Adolfo Sánchez Rebolledo
La destitución de Santiago Creel al frente del grupo panista en el Senado –el que no sale en la tele no existe– viene a confirmar cómo una norma legal puede ser a la vez poco “democrática” en el sentido corriente del término. Me explico.
El nombramiento de los jefes parlamentarios es, en el PAN, atribución del máximo dirigente y no, como en otros institutos políticos, una decisión colegiada en la que se escuchan las voces de los representados, esto es, los diputados y senadores. En este caso, la opinión de sus pares no cuenta. Ésa es la regla y a ella se atiene Germán Martínez para sacar a Creel, un cuadro heredado de la pelea pasada y, ciertamente, poseedor de un talante muy alejado de la impaciencia febril que acompaña al grupo de jóvenes panistas que hoy encabeza el gobierno del República.

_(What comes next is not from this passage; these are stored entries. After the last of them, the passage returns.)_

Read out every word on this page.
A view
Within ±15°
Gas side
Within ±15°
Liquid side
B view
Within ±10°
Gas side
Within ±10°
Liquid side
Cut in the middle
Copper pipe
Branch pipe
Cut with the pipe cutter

Ellos tienen prisa, mucha prisa por alcanzar algunos logros, si no en los hechos, es decir, en las complicadas realidades del país, sí, al menos, en el etéreo mundo de las “percepciones”, en el inasible combate de las imágenes, los sentimientos y las creencias preponderantes.
Para permanecer como fuerza dentro del Partido Acción Nacional y sobrevivir a las condiciones de la “post transición” sin grandes cambios institucionales, consideran urgente cerrar filas en torno al Presidente (como siempre), apretar el grupo compacto que habrá de proyectarse al futuro (como siempre), olvidándose de los experimentos plurales que desafían el verticalismo de la conducción centralizada. Por eso, para ellos el concurso de los medios es indispensable, la alianza estratégica capaz de superar las miserias del viejo partido de elite, ahora avasallado por las ambiciones que el poder despierta.

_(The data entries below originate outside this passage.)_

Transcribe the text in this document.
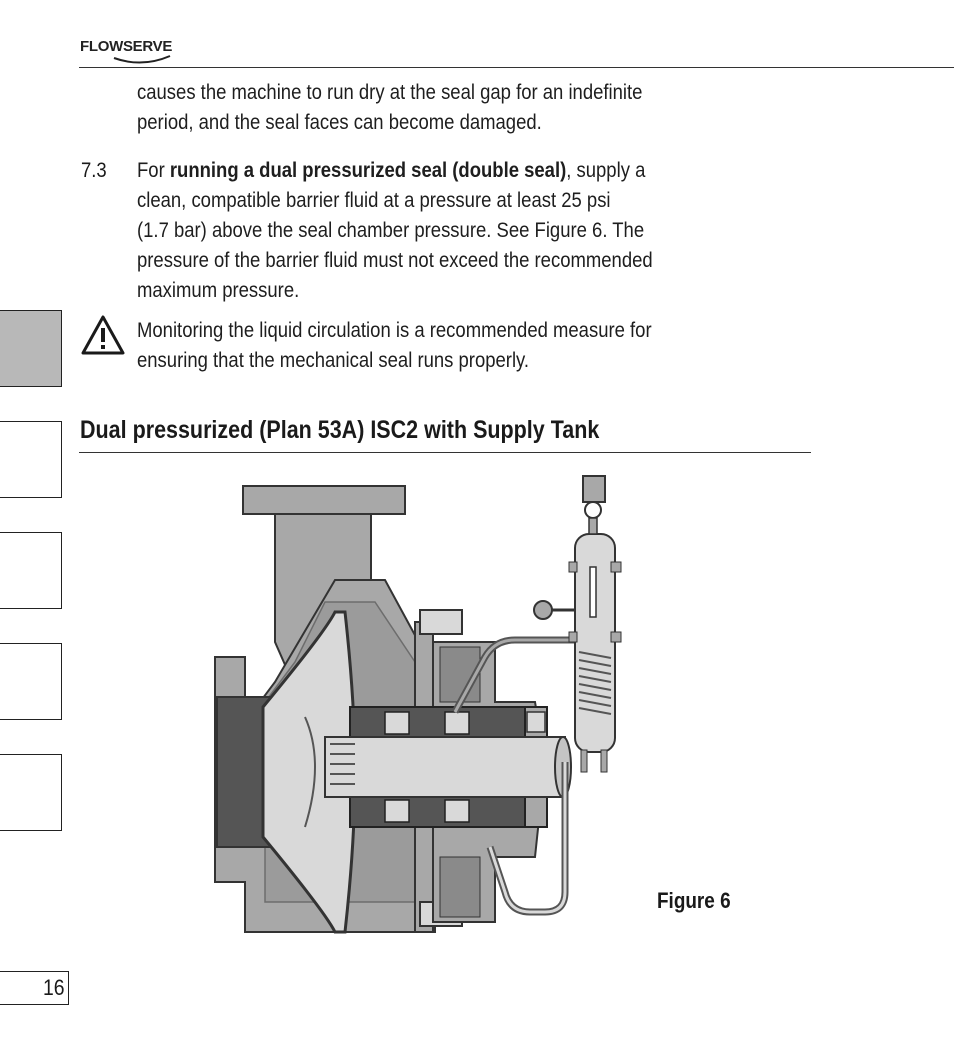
FLOWSERVE
causes the machine to run dry at the seal gap for an indefinite
period, and the seal faces can become damaged.
7.3 For running a dual pressurized seal (double seal), supply a
clean, compatible barrier fluid at a pressure at least 25 psi
(1.7 bar) above the seal chamber pressure. See Figure 6. The
pressure of the barrier fluid must not exceed the recommended
maximum pressure.
Monitoring the liquid circulation is a recommended measure for
ensuring that the mechanical seal runs properly.
Dual pressurized (Plan 53A) ISC2 with Supply Tank
Figure 6
16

Y aunque hablan y escriben con autocomplacencia y soberbia de sí mismos, se saben en falta, inseguros ante el déficit de legitimidad que los acompaña. Además, tienen compromisos mayúsculos con los intereses que los empujaron en 2006 y no se pueden dar el lujo de fracasar sin echar por la borda años de tejido fino que los condujo hasta aquí.
Veáse, por ejemplo, la actitud del Presidente ante la cuestión de la reforma de Pemex. Sencillamente, hace como si el debate en el Senado fuera letra muerta. No escucha. No atiende. Una y otra vez repite la misma cantinela prometiendo el oro y el moro si se aprueba, la catástrofe si se rechaza. No hay el más mínimo gesto hacia las voces discordantes; pura lucha frontal, de poder a poder. Se dirá que él está en lo suyo, pero se olvida la esencia misma de la deliberación.
No existe de parte del gobierno el menor intento de conciliar posturas y sí, en cambio, grave irritación por el fracaso dialéctico de sus posiciones en el intercambio senatorial. No extraña, pues, que los mismos que ayer promovieron la consulta directa a la ciudadanía la nieguen ahora, incluso si sólo se tratase de un ejercicio democrático sin efectos vinculantes, como se dice.
Pero el gobierno está dispuesto a pasar sus iniciativas, aunque sean revolcadas por las concesiones a sus potenciales aliados.
Quiere esa victoria, como primer paso hacia 2009, toda vez que en otras materias –incluida la inseguridad, la guerra contra la delincuencia organizada, el empleo o la contención de la pobreza– los resultados será magros o francamente impresentables. Prefiere un triunfo pírrico amparado en campañas duras para calmar a sus acreedores morales y de otro tipo, en vez de aprovechar el despertar de la conciencia nacional en torno al aprovechamiento de los energéticos para un replanteamiento a fondo de las prioridades mexicanas, esto es, para dar el golpe de timón que ponga al país en una senda de crecimiento que hoy no aparece por ninguna parte.
Es obvio que eso no ocurrirá: la visión del grupo panista en el poder no puede ser más ortodoxamente neoliberal, así la revistan con el ropaje verbal del cambio democrático y juzguen los procesos globales con la visión del advenedizo.
La lectura que Germán Martínez hace, por ejemplo, de la transición española como “modelo” para México es un dechado de trivialidad y falsificación muy al estilo de la doctrina divulgada por el centro ideológico que preside Aznar. Para él, todo el éxito español se resume en una idea elemental: apertura, capital extranjero y voluntad de integración.
Pero más allá de si comprende o no la naturaleza de la transición española, sorprende la ignorancia del jefe panista y su frivolidad al caracterizar al régimen mexicano de aquellos años como una “suerte de franquismo colectivo y sexenalmente renovable”.
Puede ocurrir que el Partido Popular le reclame por hacer del viejo priísmo un “franquismo colectivo”. O se lo echarán en cara, desde la tumba, aquellos padres fundadores que en el panismo hallaron la extensión moral y política del falangismo.